I think the best way to think about that, Gary, is there are a number of levers, right, that we've always talked about, base growth, up-sell, cross-sell, new logo. All of that have been very positive contributors. International really came back strong this year, particularly in Q3. That's been very robust. We're seeing all of those markets with tremendous growth. And then relative to the base growth, it clearly has been higher this year than it has been historically. Maybe it's the new norm. We like it a lot. The clients are extremely active in trying to hire everyone that they possibly can. Because of the turnover, the mobility, the great resignation, if you will, we're seeing a lot of that churn result in more and more screens. And that's driving our base growth.

Gary Bisbee

Analyst

Is there any way to think about the concept of tough comps next year if and when some of these factors normalize? I mean, I heard you on the early '22 commentary. So certainly, you sound like you expect to continue to deliver quite robust growth. But how do you think about that? And I guess is there anything you can do if and when it gets tougher from a macro perspective?

David Gamsey

Analyst

Well, if you look at our long-term targets, those basically have gone back to historical norms. Ultimately, in our model, we see that happening. We could be wrong in the fact that it could be a permanent change, which would just add to that growth. But we are forecasting that it will return to a more historical normal rate long term.

Operator

Operator

Thank you. And I see no further questions in the queue.

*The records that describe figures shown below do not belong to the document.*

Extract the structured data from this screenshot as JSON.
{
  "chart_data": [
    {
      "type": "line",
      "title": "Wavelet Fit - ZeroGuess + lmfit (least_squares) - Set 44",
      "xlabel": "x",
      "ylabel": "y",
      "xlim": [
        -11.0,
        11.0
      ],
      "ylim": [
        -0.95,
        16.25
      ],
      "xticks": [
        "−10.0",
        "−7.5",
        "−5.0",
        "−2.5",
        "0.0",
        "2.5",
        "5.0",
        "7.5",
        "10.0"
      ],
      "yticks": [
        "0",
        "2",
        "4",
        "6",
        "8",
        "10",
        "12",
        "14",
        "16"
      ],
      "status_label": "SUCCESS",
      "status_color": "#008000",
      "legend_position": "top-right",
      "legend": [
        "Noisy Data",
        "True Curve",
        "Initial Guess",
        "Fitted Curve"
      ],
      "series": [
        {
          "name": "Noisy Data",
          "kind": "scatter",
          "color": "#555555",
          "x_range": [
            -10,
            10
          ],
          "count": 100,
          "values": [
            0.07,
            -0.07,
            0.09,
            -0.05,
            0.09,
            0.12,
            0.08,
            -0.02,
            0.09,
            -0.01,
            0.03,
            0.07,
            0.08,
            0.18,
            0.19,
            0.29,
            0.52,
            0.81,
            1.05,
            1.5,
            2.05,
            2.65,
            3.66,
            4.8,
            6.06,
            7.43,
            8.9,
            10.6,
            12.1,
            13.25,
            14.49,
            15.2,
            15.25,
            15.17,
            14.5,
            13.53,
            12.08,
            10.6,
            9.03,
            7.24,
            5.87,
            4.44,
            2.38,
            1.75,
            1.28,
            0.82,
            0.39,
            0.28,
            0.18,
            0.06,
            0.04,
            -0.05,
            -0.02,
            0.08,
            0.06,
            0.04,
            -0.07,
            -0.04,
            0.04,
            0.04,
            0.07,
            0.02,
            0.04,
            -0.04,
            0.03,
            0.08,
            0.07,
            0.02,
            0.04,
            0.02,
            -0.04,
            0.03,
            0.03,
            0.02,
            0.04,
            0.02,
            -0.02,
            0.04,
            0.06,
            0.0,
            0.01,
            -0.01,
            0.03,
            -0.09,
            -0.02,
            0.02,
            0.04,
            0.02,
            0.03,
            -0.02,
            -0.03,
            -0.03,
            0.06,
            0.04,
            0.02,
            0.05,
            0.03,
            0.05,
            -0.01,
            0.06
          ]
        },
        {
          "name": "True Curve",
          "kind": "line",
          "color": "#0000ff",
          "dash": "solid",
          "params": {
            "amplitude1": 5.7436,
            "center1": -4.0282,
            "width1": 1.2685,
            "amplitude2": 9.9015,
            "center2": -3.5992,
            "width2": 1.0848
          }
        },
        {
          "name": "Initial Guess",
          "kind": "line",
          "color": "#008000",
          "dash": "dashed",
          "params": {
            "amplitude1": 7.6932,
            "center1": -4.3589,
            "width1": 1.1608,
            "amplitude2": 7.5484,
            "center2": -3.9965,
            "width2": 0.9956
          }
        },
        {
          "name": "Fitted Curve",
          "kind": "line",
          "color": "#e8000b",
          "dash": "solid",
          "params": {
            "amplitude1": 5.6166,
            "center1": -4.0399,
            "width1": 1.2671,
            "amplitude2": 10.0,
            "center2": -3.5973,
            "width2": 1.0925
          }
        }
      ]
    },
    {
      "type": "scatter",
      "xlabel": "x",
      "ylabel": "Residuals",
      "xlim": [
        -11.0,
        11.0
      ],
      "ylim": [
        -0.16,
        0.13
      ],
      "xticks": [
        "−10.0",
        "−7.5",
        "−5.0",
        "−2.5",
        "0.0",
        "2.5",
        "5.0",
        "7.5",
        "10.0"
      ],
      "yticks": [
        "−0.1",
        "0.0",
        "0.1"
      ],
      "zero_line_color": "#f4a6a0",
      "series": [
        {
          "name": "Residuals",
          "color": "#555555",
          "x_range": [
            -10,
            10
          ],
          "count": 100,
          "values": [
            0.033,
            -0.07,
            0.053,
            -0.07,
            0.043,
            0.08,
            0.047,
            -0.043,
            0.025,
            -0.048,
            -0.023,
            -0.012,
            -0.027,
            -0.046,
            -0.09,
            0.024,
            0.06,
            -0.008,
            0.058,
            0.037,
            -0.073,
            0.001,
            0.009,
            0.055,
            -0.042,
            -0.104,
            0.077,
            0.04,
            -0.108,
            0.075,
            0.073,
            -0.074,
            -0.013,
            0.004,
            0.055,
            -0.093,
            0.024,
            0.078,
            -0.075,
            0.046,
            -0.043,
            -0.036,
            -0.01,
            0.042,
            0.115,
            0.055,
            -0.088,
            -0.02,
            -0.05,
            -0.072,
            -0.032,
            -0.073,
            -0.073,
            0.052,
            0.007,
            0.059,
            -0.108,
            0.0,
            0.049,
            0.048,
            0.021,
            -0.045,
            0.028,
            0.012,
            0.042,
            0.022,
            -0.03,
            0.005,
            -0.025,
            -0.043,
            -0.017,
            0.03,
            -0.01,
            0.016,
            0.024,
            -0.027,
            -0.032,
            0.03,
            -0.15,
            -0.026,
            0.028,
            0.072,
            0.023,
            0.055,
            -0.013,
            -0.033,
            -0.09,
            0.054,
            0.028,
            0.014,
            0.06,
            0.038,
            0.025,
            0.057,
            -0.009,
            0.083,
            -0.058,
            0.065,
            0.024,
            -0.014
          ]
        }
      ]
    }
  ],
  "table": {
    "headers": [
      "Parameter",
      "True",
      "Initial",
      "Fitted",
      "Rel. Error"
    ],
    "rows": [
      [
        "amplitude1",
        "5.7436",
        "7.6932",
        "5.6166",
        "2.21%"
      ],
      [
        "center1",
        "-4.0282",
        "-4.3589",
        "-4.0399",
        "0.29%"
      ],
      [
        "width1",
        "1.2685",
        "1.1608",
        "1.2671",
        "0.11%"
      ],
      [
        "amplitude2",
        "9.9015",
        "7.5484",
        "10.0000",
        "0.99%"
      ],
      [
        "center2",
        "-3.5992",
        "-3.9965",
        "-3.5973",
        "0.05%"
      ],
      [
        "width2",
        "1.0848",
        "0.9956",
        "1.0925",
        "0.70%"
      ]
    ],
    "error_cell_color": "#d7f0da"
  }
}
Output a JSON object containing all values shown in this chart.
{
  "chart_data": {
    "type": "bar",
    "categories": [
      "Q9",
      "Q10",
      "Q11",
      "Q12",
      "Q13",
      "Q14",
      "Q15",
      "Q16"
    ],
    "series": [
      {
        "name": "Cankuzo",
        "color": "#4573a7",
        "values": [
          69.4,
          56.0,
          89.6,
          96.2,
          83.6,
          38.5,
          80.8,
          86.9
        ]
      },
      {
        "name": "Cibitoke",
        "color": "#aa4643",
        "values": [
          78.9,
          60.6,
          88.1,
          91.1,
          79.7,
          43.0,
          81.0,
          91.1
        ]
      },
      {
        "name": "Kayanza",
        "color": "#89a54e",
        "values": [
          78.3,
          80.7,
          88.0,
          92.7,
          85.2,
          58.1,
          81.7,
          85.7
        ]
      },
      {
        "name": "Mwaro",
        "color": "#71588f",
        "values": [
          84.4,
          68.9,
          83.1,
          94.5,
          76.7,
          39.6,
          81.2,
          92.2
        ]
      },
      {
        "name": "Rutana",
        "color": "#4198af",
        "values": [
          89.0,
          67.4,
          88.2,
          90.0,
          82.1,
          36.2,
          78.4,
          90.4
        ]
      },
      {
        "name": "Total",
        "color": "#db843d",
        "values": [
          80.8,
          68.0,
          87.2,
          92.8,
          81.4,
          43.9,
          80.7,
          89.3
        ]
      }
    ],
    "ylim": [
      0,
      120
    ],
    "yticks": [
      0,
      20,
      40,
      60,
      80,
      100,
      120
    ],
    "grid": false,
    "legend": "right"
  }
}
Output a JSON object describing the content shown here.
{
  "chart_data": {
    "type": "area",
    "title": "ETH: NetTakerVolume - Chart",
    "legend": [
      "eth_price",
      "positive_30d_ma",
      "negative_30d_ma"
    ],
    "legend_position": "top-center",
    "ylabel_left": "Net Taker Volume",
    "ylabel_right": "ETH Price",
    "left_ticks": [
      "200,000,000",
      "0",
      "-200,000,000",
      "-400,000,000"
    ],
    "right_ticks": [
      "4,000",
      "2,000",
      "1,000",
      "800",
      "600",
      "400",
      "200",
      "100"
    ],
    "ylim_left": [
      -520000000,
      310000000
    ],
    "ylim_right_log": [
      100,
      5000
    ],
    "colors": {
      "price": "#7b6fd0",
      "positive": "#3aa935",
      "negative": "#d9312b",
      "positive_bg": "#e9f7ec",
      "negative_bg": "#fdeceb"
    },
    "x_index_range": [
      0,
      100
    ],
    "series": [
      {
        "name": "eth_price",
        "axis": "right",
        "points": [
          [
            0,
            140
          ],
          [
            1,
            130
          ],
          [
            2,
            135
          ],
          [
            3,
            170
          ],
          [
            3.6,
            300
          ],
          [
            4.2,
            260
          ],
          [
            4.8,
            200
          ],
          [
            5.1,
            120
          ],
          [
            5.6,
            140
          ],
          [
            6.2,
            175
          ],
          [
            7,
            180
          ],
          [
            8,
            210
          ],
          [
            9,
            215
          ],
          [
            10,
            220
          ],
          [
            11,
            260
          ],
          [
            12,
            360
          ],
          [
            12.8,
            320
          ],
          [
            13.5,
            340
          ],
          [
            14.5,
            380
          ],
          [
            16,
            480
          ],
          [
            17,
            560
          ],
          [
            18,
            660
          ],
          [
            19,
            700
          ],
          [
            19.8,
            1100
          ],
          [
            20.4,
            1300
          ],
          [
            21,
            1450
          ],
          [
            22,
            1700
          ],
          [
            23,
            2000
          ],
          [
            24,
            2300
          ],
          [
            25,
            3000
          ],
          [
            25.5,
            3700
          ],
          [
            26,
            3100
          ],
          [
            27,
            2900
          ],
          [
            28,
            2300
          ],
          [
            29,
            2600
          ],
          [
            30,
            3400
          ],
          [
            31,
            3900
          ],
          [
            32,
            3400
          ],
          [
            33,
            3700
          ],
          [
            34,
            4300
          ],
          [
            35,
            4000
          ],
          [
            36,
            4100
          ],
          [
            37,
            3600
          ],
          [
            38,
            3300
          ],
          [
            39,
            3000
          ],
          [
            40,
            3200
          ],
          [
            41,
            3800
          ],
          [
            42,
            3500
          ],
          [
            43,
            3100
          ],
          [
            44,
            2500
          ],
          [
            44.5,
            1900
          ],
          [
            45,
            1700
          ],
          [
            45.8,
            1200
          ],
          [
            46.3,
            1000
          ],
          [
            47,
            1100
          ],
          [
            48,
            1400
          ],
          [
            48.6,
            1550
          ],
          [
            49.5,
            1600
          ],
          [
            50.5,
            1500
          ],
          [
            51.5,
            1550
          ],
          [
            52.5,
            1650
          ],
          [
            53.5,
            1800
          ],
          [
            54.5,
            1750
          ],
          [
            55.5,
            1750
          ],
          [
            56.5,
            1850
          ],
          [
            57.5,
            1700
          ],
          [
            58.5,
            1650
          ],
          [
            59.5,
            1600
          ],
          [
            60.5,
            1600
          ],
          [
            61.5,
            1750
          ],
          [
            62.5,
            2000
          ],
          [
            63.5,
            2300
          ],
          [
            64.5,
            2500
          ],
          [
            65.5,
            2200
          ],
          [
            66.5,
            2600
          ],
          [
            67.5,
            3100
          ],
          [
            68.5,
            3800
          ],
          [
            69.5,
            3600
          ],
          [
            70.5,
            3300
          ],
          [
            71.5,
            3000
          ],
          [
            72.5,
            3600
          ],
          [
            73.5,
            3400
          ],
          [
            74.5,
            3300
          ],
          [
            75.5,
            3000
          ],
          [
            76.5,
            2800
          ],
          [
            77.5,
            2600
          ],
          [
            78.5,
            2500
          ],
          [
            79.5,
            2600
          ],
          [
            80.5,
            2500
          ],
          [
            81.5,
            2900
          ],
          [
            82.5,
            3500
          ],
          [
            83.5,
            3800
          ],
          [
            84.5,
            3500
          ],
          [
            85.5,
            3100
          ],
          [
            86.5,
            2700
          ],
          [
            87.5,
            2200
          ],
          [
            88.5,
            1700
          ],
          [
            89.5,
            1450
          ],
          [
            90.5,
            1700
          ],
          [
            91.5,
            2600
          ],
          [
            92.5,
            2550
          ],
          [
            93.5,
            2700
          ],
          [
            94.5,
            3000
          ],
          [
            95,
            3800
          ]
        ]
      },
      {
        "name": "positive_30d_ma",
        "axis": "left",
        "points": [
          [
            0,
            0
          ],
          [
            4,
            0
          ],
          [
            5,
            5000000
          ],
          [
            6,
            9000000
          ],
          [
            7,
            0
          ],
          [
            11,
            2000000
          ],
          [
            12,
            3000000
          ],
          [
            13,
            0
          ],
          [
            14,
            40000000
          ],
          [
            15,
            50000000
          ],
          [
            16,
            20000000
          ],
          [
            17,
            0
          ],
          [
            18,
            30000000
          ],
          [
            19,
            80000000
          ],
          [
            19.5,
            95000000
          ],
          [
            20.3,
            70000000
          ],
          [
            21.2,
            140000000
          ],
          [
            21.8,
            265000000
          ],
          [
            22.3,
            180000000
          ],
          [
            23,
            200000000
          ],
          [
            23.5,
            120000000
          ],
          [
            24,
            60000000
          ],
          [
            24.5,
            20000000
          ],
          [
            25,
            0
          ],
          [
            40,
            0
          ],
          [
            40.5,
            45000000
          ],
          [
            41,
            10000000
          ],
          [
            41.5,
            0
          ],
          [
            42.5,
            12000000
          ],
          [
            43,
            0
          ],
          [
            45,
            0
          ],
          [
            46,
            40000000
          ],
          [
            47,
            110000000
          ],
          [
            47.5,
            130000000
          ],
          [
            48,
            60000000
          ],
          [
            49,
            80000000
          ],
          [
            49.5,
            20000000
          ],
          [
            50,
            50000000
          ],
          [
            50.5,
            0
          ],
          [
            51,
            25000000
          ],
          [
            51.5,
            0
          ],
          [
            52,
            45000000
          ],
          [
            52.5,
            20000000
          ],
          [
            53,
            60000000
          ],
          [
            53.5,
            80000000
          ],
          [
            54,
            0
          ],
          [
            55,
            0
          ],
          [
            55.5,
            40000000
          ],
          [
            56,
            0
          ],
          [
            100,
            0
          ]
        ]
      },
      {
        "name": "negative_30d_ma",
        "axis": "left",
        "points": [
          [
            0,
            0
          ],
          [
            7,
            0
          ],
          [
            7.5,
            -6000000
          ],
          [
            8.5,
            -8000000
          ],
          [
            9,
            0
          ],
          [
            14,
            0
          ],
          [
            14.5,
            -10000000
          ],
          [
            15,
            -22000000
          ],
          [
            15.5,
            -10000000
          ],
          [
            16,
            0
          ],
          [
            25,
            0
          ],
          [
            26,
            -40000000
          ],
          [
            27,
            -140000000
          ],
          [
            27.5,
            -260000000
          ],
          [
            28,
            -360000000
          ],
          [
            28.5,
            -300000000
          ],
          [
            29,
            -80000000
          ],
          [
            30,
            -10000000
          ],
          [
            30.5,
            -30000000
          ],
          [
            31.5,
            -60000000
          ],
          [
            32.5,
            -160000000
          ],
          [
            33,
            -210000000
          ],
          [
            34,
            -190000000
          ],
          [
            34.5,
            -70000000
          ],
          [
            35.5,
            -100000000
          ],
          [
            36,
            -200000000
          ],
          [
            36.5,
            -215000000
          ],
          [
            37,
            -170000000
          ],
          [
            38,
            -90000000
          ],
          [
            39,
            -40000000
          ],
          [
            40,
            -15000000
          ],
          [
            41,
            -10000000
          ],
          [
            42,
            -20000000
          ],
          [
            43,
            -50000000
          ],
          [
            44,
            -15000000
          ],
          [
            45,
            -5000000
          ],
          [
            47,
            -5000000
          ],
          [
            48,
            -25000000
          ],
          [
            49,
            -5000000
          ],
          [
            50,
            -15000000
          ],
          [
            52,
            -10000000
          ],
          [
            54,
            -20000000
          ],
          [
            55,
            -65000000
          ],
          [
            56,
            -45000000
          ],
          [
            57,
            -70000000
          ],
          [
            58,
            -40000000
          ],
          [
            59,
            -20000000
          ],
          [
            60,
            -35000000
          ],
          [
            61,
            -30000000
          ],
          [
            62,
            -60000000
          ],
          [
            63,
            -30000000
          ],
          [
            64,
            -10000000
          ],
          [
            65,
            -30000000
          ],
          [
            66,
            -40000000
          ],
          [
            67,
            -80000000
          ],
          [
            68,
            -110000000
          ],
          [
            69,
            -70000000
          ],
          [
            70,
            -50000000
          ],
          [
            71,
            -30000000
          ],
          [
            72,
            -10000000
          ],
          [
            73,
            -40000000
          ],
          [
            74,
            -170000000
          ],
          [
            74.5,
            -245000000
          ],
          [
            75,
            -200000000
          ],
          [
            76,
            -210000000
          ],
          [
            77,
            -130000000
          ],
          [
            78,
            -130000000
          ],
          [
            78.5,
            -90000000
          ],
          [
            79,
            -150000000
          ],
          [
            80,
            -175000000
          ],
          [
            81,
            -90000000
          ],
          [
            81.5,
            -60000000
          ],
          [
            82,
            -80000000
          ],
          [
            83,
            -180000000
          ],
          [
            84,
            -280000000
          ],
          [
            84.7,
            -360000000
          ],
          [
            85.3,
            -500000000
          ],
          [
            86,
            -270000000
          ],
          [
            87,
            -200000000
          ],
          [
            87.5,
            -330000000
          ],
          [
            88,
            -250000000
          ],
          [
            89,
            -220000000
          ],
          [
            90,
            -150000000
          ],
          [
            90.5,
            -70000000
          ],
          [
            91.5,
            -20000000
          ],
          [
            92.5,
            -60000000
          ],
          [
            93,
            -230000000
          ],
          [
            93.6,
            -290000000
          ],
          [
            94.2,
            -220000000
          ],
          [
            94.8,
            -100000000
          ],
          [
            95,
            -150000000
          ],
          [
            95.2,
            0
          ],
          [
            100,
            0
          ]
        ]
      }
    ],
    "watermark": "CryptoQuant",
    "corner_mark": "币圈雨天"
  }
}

I will turn it back over to Scott Staples for closing comments.

Scott Staples

Analyst

Thank you, operator, and thanks, everyone, for your questions. Obviously, we're very proud of our accomplishments and are excited about what's ahead. We believe First Advantage is very well positioned for future growth, and we will continue to focus on delivering value for our shareholders. Thank you for joining us, and have a great day.

Operator

Operator

This concludes today's conference call. Thank you all for participating. You may now disconnect, and have a pleasant day.